Initial claims for state unemployment benefits rose 4,000 to a seasonally adjusted 372,000, the Labour Department said today. That was the highest level in five weeks.
The report on jobless claims did have a silver lining, however. The data covers the same week looked at by the government for its monthly measure of employment, and showed a slight drop in layoffs from the survey week last month, which is a mildly positive signal for hiring in August.
The four-week moving average for new claims, a measure of labour market trends, was 368,000 last week. That was a slight increase from the prior week, but still 2.1% lower than in the second week of July.
That week, the government surveyed employers and concluded 163,000 new jobs were created in July - an improvement from the prior three months though the unemployment rate still ticked higher to 8.3%.
Meanwhile St. Louis Federal Reserve President James Bullard watered down prospects that the US central bank was locked into easing monetary policy at its meeting next month, noting that economic data had improved.

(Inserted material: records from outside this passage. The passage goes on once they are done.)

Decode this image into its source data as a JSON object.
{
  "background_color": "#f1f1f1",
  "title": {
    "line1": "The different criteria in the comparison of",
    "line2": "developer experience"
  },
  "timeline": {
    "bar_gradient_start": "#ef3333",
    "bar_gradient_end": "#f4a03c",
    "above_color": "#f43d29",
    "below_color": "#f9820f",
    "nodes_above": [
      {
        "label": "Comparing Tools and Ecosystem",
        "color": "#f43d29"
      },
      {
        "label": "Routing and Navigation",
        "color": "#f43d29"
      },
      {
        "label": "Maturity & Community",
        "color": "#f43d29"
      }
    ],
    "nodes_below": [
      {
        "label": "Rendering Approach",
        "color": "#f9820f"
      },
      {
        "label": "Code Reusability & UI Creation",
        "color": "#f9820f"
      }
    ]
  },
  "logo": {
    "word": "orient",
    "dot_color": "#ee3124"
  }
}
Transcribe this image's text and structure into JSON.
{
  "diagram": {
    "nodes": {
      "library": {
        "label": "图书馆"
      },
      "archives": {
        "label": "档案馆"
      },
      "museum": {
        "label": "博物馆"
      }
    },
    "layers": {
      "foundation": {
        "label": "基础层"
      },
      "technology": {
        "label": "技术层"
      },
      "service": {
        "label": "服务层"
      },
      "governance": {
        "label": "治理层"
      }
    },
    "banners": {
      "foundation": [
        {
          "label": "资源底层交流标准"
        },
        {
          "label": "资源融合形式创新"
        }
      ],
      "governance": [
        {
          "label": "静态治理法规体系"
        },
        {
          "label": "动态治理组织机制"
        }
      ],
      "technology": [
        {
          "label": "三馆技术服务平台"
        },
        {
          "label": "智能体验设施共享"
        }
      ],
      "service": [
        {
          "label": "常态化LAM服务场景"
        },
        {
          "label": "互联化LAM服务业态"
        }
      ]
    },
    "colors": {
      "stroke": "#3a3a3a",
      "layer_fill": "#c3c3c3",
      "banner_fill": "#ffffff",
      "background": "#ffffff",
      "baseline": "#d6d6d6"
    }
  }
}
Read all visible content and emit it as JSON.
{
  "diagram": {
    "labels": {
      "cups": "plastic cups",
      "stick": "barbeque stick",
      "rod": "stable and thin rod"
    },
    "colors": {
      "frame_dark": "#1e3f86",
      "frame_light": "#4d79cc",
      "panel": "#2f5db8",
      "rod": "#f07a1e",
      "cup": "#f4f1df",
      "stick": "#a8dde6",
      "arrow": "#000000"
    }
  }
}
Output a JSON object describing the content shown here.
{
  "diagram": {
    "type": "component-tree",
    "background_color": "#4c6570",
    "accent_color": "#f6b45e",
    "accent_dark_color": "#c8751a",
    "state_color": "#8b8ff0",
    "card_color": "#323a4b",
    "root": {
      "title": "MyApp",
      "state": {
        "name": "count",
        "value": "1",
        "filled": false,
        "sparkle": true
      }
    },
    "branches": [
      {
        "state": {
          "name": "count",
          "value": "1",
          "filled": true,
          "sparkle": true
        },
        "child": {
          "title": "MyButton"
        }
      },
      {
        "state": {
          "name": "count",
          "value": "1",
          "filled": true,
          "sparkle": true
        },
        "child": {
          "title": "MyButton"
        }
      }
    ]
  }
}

Minutes of the Fed's July 31-August 1 meeting released on Wednesday had highlighted strong support among policy-makers for more action. But Bullard told CNBC television that the economic outlook had brightened since that meeting.
I do think that the minutes are a bit stale because we have some data since then that has been somewhat stronger, Bullard, who will be a voting member of the policy-setting committee next year, said in an interview.
Bullard also voiced unusually blunt criticism of Europe's response to the sovereign debt crisis in the Euro zone, saying he was pessimistic on the region's capacity to take robust action, but played down the impact on the United States so far.